Buy a ticket, get a ride. Legislation taking shape in Springfield to avert fiscal disaster for Chicago-area mass transit would slap a surcharge on tickets to big sporting and entertainment events—but also let those tickets serve as one-day bus and train passes.
■ Also in the mix: A 7% amusement tax on streaming entertainment services like Netflix.

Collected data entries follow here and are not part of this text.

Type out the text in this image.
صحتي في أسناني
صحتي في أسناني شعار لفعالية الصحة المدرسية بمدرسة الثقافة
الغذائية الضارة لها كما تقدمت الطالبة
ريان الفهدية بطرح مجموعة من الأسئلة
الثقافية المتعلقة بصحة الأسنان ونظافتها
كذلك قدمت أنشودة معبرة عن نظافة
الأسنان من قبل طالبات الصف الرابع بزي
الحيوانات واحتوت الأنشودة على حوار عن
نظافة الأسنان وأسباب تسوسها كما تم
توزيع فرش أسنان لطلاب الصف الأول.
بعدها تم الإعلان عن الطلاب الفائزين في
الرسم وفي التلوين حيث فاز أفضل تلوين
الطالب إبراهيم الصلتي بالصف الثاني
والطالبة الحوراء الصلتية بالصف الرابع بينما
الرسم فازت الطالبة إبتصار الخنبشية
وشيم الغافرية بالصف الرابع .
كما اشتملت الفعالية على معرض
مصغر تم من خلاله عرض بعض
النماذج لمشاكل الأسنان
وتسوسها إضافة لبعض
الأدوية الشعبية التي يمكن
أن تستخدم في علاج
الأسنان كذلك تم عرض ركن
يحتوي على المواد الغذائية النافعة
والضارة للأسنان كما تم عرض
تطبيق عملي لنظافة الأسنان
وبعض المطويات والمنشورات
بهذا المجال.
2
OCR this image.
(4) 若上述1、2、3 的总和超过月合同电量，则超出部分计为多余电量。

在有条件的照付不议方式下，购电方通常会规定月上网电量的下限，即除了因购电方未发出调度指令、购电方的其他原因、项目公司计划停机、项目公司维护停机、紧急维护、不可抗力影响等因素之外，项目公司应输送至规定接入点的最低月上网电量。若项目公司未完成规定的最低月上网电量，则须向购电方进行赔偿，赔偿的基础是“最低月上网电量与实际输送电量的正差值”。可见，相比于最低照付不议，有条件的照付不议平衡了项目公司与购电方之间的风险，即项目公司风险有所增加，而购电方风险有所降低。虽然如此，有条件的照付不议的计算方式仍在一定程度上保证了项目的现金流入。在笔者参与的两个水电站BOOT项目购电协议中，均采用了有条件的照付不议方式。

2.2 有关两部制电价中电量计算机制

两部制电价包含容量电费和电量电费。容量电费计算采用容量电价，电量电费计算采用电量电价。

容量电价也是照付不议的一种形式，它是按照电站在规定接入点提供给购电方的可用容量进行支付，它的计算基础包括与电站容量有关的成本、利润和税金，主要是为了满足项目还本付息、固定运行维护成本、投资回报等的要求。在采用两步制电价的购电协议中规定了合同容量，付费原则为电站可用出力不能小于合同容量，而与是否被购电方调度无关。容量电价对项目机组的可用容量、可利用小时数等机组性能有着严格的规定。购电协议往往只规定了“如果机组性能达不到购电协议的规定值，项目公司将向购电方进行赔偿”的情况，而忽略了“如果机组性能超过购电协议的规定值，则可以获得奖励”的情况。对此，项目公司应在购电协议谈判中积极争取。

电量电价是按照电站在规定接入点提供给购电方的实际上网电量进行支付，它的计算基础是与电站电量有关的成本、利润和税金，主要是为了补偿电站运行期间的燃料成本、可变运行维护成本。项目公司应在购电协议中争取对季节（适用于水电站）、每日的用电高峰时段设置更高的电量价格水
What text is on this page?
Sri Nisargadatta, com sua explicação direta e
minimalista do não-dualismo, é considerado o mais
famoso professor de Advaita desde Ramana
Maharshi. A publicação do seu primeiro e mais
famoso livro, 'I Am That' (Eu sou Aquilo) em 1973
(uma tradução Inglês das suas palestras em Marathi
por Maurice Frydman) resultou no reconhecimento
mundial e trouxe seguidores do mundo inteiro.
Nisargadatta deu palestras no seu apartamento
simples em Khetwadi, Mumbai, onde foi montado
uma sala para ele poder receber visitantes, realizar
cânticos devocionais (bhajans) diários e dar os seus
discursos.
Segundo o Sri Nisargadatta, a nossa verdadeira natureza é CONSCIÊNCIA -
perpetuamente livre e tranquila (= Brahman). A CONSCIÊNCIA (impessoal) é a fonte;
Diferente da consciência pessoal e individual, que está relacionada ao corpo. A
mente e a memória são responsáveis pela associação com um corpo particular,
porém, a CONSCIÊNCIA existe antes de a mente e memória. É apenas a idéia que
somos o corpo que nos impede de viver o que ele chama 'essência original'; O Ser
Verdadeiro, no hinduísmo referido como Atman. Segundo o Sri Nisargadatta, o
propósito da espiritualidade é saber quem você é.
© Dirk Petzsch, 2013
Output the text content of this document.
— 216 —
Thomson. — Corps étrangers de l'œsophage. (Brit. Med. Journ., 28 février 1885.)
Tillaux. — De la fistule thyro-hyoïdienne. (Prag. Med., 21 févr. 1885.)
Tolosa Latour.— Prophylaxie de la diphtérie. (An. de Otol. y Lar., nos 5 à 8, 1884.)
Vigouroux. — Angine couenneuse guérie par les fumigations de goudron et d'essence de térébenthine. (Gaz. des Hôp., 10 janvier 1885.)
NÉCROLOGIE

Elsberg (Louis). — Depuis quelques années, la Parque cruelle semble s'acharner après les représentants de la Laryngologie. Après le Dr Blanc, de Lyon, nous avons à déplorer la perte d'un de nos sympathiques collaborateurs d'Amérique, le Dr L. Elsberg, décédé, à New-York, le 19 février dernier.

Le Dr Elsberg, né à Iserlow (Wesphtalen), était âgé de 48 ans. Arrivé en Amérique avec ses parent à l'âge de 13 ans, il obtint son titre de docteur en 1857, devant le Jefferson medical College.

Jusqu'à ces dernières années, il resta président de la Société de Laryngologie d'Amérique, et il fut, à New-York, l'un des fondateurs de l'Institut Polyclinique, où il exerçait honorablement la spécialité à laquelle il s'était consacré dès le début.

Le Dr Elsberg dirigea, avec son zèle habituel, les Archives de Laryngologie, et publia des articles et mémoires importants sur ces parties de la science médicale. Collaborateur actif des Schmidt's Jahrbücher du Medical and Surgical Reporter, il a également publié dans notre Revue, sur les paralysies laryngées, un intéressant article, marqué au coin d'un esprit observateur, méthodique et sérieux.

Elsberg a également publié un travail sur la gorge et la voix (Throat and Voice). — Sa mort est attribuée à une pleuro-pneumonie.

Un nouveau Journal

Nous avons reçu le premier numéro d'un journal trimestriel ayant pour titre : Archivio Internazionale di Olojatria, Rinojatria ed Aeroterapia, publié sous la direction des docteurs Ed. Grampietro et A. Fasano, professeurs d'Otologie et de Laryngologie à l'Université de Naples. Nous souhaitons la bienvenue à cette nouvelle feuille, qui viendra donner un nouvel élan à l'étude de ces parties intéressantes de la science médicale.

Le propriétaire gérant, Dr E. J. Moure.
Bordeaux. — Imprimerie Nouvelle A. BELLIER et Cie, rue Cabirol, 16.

‘I’m truly sorry.’ Prison-industrial-complex critic Bianca Tylek mourns the Trump-compliant Federal Communications Commission’s decision to gut regulations capping the exorbitant price of phone calls for prisoners …
■ … raising the cost of a 15-minute call from 90 cents to $1.65.
Cookies! The Tribune’s revealed the 12 finalists for its annual holiday cookie recipe contest.
■ You can find them all—even the also-rans—here.
■ Your Local Epidemiologist offers parents a smart guide to Halloween candy.